A master of the quiet tone and the subtle voice – Sascha Hommer
“Hey, let us out of here!” yell two siblings as they stand behind the closed doors of a museum. “Regulations are regulations,” replies the over-zealous museum guard, sticking firmly to instructions and refusing to let the young pair out of the building. The much-cleverer boy and his pubescent sister are trapped. Trapped in a labyrinthine and mysterious museum whose exhibition rooms suddenly come to life at night. In their search for a way out, the sibling duo wander through room after room, floor after floor, and have many a strange encounter in the exhibition landscapes of the natural history museum. Amongst the recreations of tropical forests, Easter Island and pixellated computer worlds they meet Father Death, Ernst Jünger, Charles Manson and Fidel Castro. Together with the literary scholar and publicist Jan-Frederik Bandel, comic artist Sascha Hommer (Hamburg) conceived the newspaper strip Im Museum (i.e. in the museum), which was published daily in the newspaper Frankfurter Rundschau from 2007 through 2009. The protagonists of the cartoon strip are sent by their authors through a history of the world and time, through cultural and artistic landscapes. Bandel and Hommer combine surreal and fantastical moments with topical political comment and quotes from popular culture. The protagonists of the cartoon strip penetrate ever deeper into an absurd parallel world in which white rabbits show the way and caterpillars smoking water pipes offer good advice. Traces of Lewis Carroll’s classic Alice in Wonderland and Hugo Pratt’s epic Corto Maltese as well as Terry Pratchett’s Discworld novels are to be found everywhere. The laws of logic are skewed and the reader has to quickly abandon any concept of time and space.
In 2001 Sascha Hommer set off on his way from the Black Forest to Hamburg to study illustration under Anke Feuchtenberger at the Hamburg University of Applied Sciences (Hochschule für Angewandte Wissenschaften /HAW). Hommer had harboured a desire to illustrate comic books from his earliest childhood. “When I arrived in Hamburg I thought there were bound to be some great student magazines around and that all I had to do was dive in and get cracking. However that did not turn out to be the case.” Independent initiative was required of him, whereupon Sascha Hommer created the comic anthology Orang, where he published his own stories under the pseudonym Pascal D. Bohr. He published the series of publications with international guest contributions with Verlag Kikipost, which he had founded together with Arne Bellstorf. Orang Magazine now appears with Reprodukt, and has put together a solid core of comic artists. As well as Berlin, Hamburg in this way also gained one of the most interesting and active comic scenes in Germany, which gain wide attention internationally through exhibitions and publications. When Hommer isn’t at work on new comic narratives – among them Dri Chinisin (i.e. three Chinese), an adaptation of stories by Brigitte Kronauer – he is on the road, holding readings and workshops, or organising exhibitions.

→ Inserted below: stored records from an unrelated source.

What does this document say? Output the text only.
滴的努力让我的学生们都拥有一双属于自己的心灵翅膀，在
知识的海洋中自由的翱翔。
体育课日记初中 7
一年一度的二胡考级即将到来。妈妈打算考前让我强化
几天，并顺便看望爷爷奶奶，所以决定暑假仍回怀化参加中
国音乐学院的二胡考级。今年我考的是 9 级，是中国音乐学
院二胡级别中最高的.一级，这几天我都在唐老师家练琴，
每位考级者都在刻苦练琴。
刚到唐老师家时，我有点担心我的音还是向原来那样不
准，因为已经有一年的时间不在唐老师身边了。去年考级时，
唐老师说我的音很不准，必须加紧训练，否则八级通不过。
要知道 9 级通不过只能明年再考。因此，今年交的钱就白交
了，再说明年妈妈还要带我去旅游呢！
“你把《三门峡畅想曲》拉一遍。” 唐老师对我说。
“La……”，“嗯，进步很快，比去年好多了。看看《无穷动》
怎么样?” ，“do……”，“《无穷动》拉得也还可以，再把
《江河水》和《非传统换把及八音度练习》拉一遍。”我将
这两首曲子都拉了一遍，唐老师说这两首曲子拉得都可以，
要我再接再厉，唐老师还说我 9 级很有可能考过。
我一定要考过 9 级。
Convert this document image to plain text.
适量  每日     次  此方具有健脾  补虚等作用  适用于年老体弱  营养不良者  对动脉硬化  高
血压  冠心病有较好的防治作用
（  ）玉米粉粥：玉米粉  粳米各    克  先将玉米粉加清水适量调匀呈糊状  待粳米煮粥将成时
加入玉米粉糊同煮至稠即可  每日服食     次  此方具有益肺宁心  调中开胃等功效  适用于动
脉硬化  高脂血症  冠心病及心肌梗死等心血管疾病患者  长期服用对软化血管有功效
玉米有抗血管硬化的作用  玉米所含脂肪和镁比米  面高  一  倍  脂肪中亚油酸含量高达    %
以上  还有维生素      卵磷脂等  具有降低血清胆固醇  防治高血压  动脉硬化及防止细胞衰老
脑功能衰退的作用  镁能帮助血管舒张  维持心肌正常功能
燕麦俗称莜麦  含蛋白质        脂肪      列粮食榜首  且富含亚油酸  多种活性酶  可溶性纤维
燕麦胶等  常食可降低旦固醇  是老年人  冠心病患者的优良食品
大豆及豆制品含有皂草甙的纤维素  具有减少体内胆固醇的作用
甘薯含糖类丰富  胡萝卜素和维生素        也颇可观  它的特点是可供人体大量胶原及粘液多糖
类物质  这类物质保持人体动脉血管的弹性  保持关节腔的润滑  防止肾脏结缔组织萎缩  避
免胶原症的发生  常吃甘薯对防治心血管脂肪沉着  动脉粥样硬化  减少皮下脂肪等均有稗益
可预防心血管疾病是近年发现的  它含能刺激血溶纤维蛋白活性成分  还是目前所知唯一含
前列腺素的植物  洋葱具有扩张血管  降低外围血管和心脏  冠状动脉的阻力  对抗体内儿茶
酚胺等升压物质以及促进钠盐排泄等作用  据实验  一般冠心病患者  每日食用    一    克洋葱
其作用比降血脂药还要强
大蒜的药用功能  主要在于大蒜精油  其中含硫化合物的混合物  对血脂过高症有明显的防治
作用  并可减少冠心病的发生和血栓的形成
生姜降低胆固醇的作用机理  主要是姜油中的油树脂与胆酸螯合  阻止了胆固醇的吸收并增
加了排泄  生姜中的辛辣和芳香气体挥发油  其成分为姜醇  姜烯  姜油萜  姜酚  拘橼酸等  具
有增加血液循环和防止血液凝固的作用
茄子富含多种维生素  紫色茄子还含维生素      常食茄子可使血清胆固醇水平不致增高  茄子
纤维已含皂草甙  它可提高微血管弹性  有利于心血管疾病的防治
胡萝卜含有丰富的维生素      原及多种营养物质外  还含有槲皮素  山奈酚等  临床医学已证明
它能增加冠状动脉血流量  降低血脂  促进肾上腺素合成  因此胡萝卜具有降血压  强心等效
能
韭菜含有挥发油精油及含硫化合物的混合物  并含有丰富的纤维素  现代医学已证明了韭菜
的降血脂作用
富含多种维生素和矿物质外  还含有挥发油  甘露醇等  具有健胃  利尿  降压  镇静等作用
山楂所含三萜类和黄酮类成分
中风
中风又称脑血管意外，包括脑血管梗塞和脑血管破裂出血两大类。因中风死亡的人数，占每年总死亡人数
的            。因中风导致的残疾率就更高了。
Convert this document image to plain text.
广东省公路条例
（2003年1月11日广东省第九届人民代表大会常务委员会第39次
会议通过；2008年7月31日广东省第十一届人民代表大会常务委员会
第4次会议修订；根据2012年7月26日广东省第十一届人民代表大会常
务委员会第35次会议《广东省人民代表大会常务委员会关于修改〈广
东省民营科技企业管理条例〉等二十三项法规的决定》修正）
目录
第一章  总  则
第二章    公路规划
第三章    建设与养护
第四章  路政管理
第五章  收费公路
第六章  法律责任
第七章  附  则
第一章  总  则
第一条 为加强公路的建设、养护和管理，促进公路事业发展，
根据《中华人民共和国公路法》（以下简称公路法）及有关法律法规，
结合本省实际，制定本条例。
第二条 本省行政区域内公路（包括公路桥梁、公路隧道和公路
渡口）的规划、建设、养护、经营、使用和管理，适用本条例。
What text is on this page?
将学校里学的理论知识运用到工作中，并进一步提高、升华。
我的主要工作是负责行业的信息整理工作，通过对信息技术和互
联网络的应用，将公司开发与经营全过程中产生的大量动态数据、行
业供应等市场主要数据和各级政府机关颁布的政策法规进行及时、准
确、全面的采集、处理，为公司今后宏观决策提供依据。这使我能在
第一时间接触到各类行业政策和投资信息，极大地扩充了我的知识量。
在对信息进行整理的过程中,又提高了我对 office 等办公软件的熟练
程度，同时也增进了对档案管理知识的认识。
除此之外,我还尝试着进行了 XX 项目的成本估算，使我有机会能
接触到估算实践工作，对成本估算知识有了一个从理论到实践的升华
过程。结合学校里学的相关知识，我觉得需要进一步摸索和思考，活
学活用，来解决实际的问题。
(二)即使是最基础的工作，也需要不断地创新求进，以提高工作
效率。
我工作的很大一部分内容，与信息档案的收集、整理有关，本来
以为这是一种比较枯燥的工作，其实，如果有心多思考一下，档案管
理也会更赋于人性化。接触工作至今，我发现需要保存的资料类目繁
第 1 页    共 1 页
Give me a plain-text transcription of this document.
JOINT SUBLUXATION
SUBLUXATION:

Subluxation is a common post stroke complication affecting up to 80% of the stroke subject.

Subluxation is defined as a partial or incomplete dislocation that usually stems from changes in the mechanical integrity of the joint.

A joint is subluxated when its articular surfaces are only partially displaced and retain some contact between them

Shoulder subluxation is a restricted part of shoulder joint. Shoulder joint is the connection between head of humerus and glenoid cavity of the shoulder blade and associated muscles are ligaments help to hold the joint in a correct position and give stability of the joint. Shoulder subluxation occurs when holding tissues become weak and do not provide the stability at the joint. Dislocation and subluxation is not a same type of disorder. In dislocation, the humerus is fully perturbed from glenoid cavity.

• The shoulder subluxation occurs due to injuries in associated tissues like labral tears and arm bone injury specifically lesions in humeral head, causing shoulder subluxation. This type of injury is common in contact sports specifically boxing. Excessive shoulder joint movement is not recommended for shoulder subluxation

Hommer’s figures are small and stocky, with over-large heads and a curious appearance. They could certainly not be described as cute as Hommer is interested in outsiders and people living on the edges of society. In one interview Hommer said, “Losers are always interesting: people like reading about other people’s misfortune. This was certainly the case with Charlie Brown.” Even in Hommer’s debut comic book Insect the protagonist Pascal is different to his playmates because, as suggested by the title, he is an insect. Initially the differentness of the boy remains unnoticed as the city he is growing up in is under a thick pall of smog. Pascal lives and grows up like a normal boy: he goes to school, meets friends and is in love with a classmate. As the protective cloud of smoke evaporates, he has no clue what is going on. All at once his environment changes, his friends become his enemies and proceed to tyrannise and exclude him. Pascal withdraws, flees the city and finally finds acceptance from new friends who do not care what he looks like. Thus also in the comic strip Bericht von der Erde (i.e. report from Earth), which Hommer has been issuing together with Jan-Frederik Bandel starting November 2012 for the German magazine New Scientist Germany. In this comic, the scientist Dr. Katz, together with his robot brain, researches Planet Earth and its strange life forms.
With his melancholy stories Sascha Hommer directs the reader’s eye to the outsiders in society, to those who are different, whose true character is quite unfairly not taken seriously. Hommer’s reduced drawing and storytelling style emphasises the unconventional atmosphere of the world of his comic books. He is the master of the quiet tone and the subtle voice, which allows him to communicate the essence of his stories in an impressive and enduring manner.
Matthias Schneider is a cultural scientist, freelance cultural journalist and curator of film programs and exhibitions about comics.